06/10/2009 - 09:22 - Option Finance

(AOF / Funds) - Jean-Louis de Bernardy, président de l'Association Française des Investisseurs en Capital (AFIC), répond à nos questions sur les difficultés que rencontre actuellement l'activité de capital investissement.

L'Afic a publié la semaine dernière des chiffres négatifs sur l'activité du capital-investissement au premier semestre 2009. Quels enseignements en tirez-vous ?

Nous attendions ces chiffres avec impatience, car ils nous fournissent deux informations importantes : l'impact de la crise sur notre profession et une indication sur le rôle contracyclique que nous jouons auprès des entreprises. Les chiffres marquent un fort recul mais, sur les deux plans, il y a des éléments qui restent positifs. L'activité de LBO s'est effondrée en volume (- 83 % avec 636 millions d'euros investis), c'était attendu.
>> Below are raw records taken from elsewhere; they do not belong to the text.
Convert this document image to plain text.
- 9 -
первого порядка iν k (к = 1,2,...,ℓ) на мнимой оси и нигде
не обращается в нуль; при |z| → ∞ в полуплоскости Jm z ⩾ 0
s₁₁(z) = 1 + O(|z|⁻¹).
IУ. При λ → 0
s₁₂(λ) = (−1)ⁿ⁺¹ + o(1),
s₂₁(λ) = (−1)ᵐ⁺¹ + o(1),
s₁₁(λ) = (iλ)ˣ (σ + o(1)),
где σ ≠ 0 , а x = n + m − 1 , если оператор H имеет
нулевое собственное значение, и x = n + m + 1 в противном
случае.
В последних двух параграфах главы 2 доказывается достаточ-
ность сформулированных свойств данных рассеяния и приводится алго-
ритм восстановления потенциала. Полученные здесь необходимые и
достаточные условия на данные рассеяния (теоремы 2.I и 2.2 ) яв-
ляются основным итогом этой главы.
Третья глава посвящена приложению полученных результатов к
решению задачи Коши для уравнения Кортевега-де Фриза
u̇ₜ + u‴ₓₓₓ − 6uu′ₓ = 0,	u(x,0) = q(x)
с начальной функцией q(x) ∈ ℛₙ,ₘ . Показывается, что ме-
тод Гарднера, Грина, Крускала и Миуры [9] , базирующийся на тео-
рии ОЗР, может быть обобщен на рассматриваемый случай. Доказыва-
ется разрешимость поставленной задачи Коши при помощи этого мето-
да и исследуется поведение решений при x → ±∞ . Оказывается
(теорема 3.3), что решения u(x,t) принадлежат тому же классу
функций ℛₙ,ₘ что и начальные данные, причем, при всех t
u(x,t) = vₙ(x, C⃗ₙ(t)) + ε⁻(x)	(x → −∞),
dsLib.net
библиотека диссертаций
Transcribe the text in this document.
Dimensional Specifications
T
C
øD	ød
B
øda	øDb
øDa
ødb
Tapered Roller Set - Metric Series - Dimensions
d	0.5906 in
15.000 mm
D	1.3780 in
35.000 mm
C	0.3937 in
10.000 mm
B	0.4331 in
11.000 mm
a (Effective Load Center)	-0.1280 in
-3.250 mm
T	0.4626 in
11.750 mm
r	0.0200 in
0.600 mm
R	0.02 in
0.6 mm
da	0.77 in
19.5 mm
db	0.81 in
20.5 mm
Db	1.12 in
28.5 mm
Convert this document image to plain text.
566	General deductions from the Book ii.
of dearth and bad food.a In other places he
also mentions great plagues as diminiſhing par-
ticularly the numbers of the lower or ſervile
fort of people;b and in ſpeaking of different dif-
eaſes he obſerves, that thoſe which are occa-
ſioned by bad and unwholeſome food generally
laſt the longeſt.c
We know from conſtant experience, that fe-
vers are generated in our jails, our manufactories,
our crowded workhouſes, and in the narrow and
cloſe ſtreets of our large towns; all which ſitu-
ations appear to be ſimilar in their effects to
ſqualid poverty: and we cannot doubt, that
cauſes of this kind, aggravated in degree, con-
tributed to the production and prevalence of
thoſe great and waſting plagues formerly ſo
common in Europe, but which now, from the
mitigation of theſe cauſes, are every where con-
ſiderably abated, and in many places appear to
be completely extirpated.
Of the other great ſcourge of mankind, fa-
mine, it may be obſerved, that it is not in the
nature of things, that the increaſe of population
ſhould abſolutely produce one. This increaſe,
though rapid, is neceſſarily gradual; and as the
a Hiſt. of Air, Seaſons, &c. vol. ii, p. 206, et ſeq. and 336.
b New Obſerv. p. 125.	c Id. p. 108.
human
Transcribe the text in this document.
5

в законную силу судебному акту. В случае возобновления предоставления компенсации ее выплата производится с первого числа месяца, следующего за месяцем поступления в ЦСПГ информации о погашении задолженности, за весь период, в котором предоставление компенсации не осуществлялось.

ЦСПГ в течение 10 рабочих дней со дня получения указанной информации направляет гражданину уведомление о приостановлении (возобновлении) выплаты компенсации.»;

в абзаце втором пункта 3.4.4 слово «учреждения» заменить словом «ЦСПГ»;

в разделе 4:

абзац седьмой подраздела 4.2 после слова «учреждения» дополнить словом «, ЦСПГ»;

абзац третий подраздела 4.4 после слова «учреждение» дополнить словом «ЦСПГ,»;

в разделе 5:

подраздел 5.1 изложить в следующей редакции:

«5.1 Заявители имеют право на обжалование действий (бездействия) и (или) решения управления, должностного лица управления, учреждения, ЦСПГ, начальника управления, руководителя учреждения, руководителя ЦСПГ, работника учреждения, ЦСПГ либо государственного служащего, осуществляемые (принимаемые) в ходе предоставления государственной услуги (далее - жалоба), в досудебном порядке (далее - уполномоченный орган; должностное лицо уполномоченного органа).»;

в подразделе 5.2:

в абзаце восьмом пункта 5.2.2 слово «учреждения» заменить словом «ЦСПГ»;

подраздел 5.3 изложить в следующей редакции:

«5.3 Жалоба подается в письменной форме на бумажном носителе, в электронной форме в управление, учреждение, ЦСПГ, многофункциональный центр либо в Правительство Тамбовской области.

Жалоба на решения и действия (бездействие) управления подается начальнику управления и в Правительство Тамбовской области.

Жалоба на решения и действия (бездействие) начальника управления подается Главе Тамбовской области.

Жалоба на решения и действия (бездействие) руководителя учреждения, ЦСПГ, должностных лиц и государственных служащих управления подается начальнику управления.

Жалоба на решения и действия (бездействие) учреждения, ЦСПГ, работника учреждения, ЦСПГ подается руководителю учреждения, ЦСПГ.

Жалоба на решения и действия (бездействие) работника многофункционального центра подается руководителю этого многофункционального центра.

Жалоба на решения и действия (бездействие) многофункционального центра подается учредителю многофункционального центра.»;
Mais si aucun LBO de grande taille n'a été réalisé sur cette période, 133 opérations inférieures à 100 millions d'euros ont été dénombrées, un niveau d'activité qui est loin d'être négligeable. D'autre part, le montant investi en capital-risque est en progression de 27 %. Si on ajoute le capital-développement (en baisse de 28 %), on atteint 664 opérations, un nombre resté stable par rapport au premier semestre 2008. Nous maintenons donc une activité importante pour le soutien des jeunes entreprises et des PME en croissance.

Etes-vous inquiet de la baisse des levées de fonds, dont le montant a chuté de 88 %, à 1,04 milliard d'euros ?

Sur ce plan, en revanche, la situation devient préoccupante : les levées de fonds n'assurent plus en effet le renouvellement du stock car, pour le capital-risque et le capital-développement, elles ne couvrent pas le montant de nos investissements au premier semestre. Si cette baisse ne présente pas de réel inconvénient en ce qui concerne les LBO, qui sont encore en surcapacité, il faut absolument que le capital-risque et le capital-développement puissent lever les fonds nécessaires à la couverture des besoins des entreprises. Or, les perspectives ne sont pas bonnes.

Comment analysez-vous le retrait des investisseurs institutionnels ?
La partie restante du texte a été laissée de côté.